A flashing sign at Stayte Road and Marine Drive reminds drivers of the 30 km/h speed limit.

New signs target speeders

City of White Rock, RCMP reminding drivers of 30 km/h limit along waterfront

Flashing speed-limit signs popping up around White Rock are hoped to quell the pace of drivers along key city roads.

The first, at the corner of Stayte Road and Marine Drive, was installed about a week ago, and began working June 20. Directed at westbound drivers, it’s intended to remind those coming from Surrey that the speed limit drops to 30 km/h along the popular waterfront strip.

“In Surrey, it’s 60 (km/h), and they’re coming into 30, so it’s really an abrupt change,” said Paul Slack, the city’s operations manager.

Sgt. Roland Pierschke said motorists on Marine Drive have been clocked at 80 and 90 km/h. He noted that, in recent weeks, police have impounded the vehicles of at least three drivers who were travelling far too fast – more than 50 km/h over the posted limit.

On a first offence for excessive speeding, racing or stunting, police can impound a vehicle for seven days.

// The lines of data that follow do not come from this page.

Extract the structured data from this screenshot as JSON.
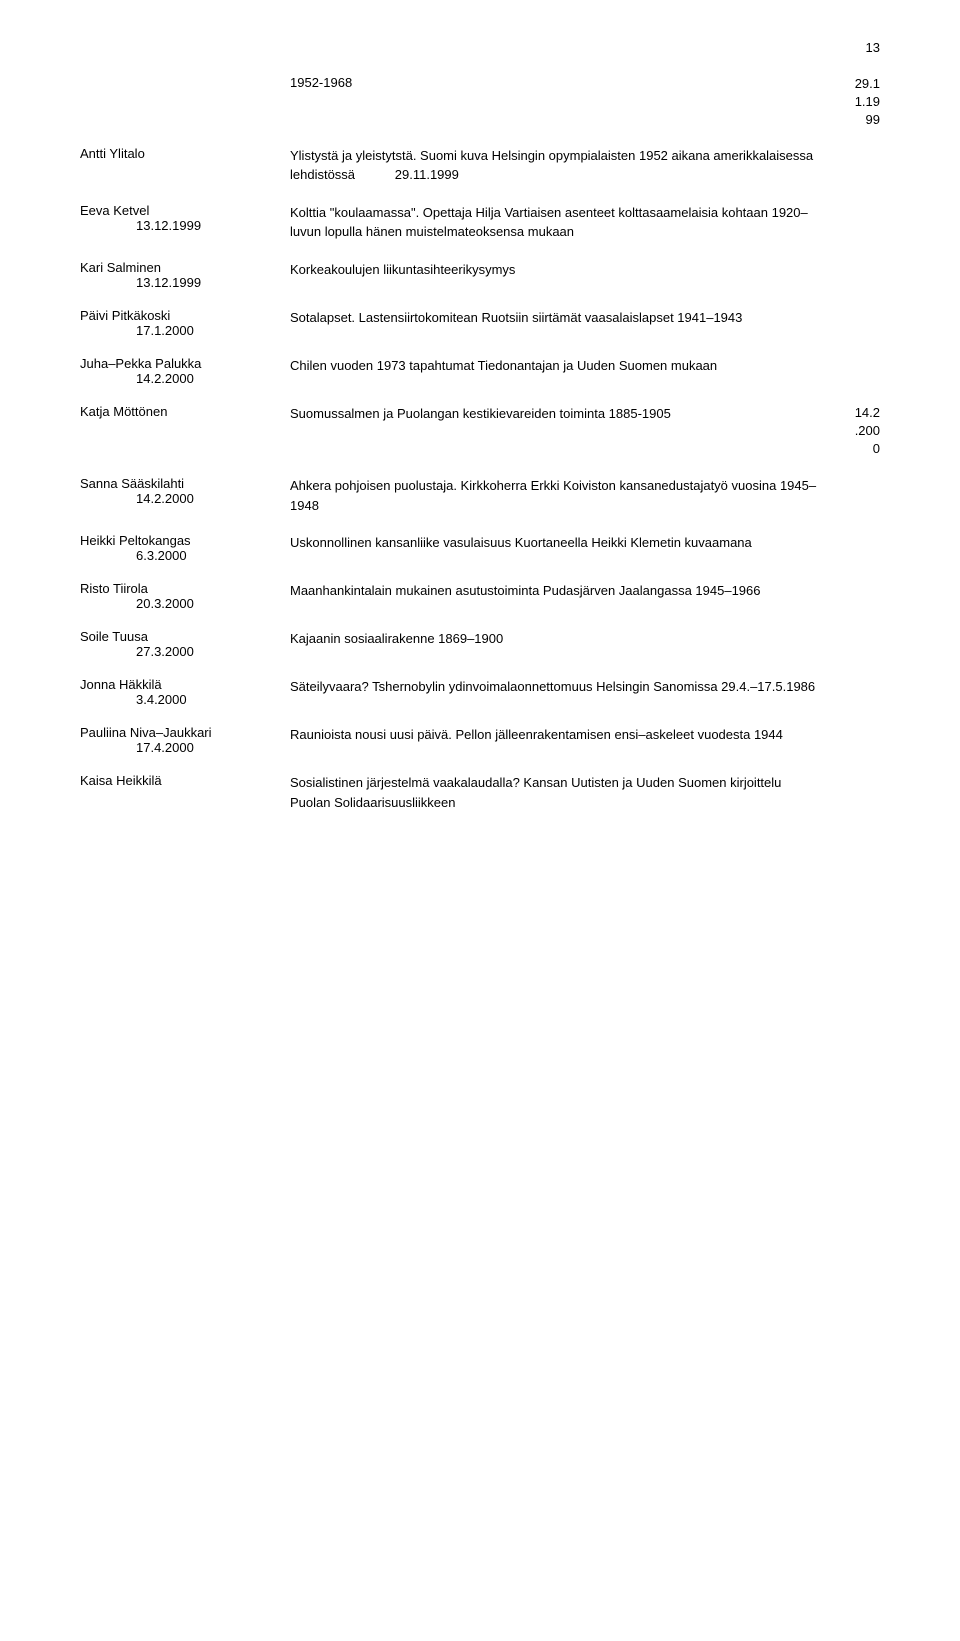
{
  "page_number": "13",
  "top_year_range": "1952-1968",
  "top_side_stack": [
    "29.1",
    "1.19",
    "99"
  ],
  "entries": [
    {
      "name": "Antti Ylitalo",
      "date": "",
      "desc": "Ylistystä ja yleistytstä. Suomi kuva Helsingin opympialaisten 1952 aikana amerikkalaisessa lehdistössä",
      "desc_date": "29.11.1999"
    },
    {
      "name": "Eeva Ketvel",
      "date": "13.12.1999",
      "desc": "Kolttia \"koulaamassa\". Opettaja Hilja Vartiaisen asenteet kolttasaamelaisia kohtaan 1920–luvun lopulla hänen muistelmateoksensa mukaan",
      "desc_date": ""
    },
    {
      "name": "Kari Salminen",
      "date": "13.12.1999",
      "desc": "Korkeakoulujen liikuntasihteerikysymys",
      "desc_date": ""
    },
    {
      "name": "Päivi Pitkäkoski",
      "date": "17.1.2000",
      "desc": "Sotalapset. Lastensiirtokomitean Ruotsiin siirtämät vaasalaislapset 1941–1943",
      "desc_date": ""
    },
    {
      "name": "Juha–Pekka Palukka",
      "date": "14.2.2000",
      "desc": "Chilen vuoden 1973 tapahtumat Tiedonantajan ja Uuden Suomen mukaan",
      "desc_date": ""
    },
    {
      "name": "Katja Möttönen",
      "date": "",
      "desc": "Suomussalmen ja Puolangan kestikievareiden toiminta 1885-1905",
      "desc_date": "",
      "side_stack": [
        "14.2",
        ".200",
        "0"
      ]
    },
    {
      "name": "Sanna Sääskilahti",
      "date": "14.2.2000",
      "desc": "Ahkera pohjoisen puolustaja. Kirkkoherra Erkki Koiviston kansanedustajatyö vuosina 1945–1948",
      "desc_date": ""
    },
    {
      "name": "Heikki Peltokangas",
      "date": "6.3.2000",
      "desc": "Uskonnollinen kansanliike vasulaisuus Kuortaneella Heikki Klemetin kuvaamana",
      "desc_date": ""
    },
    {
      "name": "Risto Tiirola",
      "date": "20.3.2000",
      "desc": "Maanhankintalain mukainen asutustoiminta Pudasjärven Jaalangassa 1945–1966",
      "desc_date": ""
    },
    {
      "name": "Soile Tuusa",
      "date": "27.3.2000",
      "desc": "Kajaanin sosiaalirakenne 1869–1900",
      "desc_date": ""
    },
    {
      "name": "Jonna Häkkilä",
      "date": "3.4.2000",
      "desc": "Säteilyvaara? Tshernobylin ydinvoimalaonnettomuus Helsingin Sanomissa 29.4.–17.5.1986",
      "desc_date": ""
    },
    {
      "name": "Pauliina Niva–Jaukkari",
      "date": "17.4.2000",
      "desc": "Raunioista nousi uusi päivä. Pellon jälleenrakentamisen ensi–askeleet vuodesta 1944",
      "desc_date": ""
    },
    {
      "name": "Kaisa Heikkilä",
      "date": "",
      "desc": "Sosialistinen järjestelmä vaakalaudalla? Kansan Uutisten ja Uuden Suomen kirjoittelu Puolan Solidaarisuusliikkeen",
      "desc_date": ""
    }
  ]
}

Other signs are to go up at the west end of Marine Drive, where the speed limit dips to 30 km/h from 50 – for eastbound motorists – and on North Bluff Road, approaching Earl Marriott Secondary.

In the latter, the sign will flash the 50 km/h speed limit to eastbound drivers.

“I don’t see too many people just going 50 along North Bluff,” Slack said.

Police input helped determine the locations and type of sign. They flash the speed limit rather than drivers’ current speed because drivers respond better, Slack said.

“We’ve heard that if it flashes your speed, some people try to see how fast they can go.”

The signs only activate when a driver is travelling over the posted speed limit. Pierschke said police will, at random, set  up a block or two down from the sites to drive home the limit to those who choose to ignore the reminder.

“Don’t be surprised if you drive by the sign, it tells you you’re going too fast, and the next block there’s a police officer giving you a ticket,” he said.

Slack said early indications are the signs will work. In early monitoring of the first site, drivers could be seen to slow down, he said.

“You can see the tail lights – brake lights – come on.”

Cost of the signs, including installation, is about $15,000 each – a price Slack said is worthwhile.

“I think the safety factor outweighs any cost right now,” he said, adding that while the posts are permanent, the speed sign boxes can be moved, should other worrisome locations be identified.

Pierschke, too, is confident the flashing signs will have an impact, noting they have made a difference in communities such as Maple Ridge. He added the data collected by the units – including traffic volume, time of day and average speed – will also help police tailor their enforcement and provide insight into whether existing strategies are working.